Backstage at Collina Strada.
Photographed by Hunter Abrams
Raul Lopez, Luar
“I wanted to reclaim that word [pato]. Especially right now—I’m not going back in the closet for no one.”
Raul Lopez takes his bow.
Photo: Filippo Fior / Gorunway.com
Steven Raj Bhaskaran, Matières Fécales
“A lot of people from the cast are exactly the same as us. And, you know, we’re a small community, but there are a lot of us that are interested in the post-human aesthetic. And at the same time we all kind of help each other, giving courage, especially during these times.”

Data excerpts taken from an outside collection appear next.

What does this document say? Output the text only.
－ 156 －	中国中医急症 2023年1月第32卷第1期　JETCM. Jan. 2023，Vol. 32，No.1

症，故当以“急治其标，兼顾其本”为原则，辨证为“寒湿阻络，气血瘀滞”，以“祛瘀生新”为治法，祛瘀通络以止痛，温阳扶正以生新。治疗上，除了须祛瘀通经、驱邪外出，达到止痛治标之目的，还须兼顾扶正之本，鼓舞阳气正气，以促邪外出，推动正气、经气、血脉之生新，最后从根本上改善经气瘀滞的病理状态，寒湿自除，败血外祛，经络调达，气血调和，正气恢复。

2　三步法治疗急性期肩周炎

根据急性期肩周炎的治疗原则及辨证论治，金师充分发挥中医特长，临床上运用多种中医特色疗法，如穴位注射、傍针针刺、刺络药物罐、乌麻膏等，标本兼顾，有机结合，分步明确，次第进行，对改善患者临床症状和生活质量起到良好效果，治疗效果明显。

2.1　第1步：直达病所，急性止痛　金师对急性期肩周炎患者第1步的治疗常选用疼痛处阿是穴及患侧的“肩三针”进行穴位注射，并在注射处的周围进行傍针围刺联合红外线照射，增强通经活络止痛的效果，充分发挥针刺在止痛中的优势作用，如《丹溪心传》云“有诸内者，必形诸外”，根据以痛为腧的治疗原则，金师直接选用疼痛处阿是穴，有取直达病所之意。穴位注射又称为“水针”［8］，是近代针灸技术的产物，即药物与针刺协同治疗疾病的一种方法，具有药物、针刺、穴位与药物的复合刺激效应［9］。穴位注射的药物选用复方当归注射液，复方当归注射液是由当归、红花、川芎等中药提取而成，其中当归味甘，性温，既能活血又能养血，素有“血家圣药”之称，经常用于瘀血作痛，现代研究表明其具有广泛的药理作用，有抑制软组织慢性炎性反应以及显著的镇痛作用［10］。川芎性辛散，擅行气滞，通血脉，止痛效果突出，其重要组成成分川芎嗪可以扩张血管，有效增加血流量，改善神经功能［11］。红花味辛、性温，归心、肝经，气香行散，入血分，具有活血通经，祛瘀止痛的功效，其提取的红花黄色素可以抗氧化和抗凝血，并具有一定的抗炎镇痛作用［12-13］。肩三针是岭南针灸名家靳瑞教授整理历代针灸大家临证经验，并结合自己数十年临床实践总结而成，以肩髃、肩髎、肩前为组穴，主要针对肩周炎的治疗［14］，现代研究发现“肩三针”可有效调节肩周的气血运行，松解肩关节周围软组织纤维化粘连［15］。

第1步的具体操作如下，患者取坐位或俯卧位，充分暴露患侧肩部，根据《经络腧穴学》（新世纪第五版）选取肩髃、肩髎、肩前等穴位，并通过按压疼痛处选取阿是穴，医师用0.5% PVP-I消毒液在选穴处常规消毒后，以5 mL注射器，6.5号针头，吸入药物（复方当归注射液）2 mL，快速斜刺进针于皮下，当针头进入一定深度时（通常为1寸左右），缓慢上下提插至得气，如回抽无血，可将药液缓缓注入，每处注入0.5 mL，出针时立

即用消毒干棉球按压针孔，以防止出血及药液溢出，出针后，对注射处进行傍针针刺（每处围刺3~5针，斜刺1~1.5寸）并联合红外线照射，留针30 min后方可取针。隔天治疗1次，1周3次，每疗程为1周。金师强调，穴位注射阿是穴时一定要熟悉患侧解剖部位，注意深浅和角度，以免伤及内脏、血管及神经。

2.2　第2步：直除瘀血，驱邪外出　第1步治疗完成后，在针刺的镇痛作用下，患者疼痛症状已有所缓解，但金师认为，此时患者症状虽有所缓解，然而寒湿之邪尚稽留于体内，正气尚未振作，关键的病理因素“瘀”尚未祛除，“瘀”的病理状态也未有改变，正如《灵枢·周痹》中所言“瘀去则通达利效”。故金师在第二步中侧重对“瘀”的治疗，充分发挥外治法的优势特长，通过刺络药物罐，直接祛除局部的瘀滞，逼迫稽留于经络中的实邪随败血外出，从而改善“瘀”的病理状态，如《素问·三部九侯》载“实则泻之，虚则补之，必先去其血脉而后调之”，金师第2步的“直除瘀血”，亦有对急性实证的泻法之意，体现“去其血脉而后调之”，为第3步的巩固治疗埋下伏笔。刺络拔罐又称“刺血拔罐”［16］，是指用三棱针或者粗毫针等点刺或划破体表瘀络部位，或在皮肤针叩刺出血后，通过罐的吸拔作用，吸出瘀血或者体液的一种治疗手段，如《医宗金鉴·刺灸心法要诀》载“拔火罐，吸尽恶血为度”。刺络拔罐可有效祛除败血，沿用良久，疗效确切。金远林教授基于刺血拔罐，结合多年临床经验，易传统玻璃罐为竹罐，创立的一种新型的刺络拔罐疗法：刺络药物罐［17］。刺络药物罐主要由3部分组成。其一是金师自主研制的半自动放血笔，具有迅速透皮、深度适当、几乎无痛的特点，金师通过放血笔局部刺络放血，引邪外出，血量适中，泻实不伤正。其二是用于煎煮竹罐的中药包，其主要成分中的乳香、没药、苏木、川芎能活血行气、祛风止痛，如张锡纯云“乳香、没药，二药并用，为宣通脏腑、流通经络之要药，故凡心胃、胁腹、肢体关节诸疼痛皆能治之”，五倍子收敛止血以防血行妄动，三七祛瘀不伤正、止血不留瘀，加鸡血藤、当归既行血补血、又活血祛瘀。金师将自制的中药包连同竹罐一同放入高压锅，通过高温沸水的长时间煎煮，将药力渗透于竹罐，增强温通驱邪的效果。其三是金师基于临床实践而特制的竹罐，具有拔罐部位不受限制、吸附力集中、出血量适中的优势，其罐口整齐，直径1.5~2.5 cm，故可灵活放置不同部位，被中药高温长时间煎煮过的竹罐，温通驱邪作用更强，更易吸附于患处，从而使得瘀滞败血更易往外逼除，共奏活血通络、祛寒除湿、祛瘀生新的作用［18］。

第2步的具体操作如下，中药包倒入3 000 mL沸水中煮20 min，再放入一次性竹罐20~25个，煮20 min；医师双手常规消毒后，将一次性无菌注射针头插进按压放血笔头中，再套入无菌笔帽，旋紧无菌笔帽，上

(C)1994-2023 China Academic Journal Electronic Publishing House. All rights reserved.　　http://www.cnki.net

Hannah Rose Dalton and Steven Raj Bhaskaran of Matières Fécales take their bows.
Photo: Foc Kan / WireImage
Yuji Abe, Irenisa
“Gender is born from the influence of those around us, and at the same time, our own self-image is created by what others think of us.”
Irenisa, fall 2025 menswear
Photo: Courtesy of Irenisa
Ib Kamara, Off-White
“It’s about a futuristic community coming together to solve a problem of what’s to come.”
Backstage at Off-White.
Photographed by Acielle / Style Du Monde
Julien Dossena, Rabanne
“It’s as if you’re normal on the outside, but nuts inside.”
Rabanne, fall 2025 ready-to-wear
Photo: Umberto Fratini / Gorunway.com
Johann Ehrhardt, Haderlump
“[Ghandi] took a bigger, kinder view of things. And we all need to do that right now, especially with the way the world is.”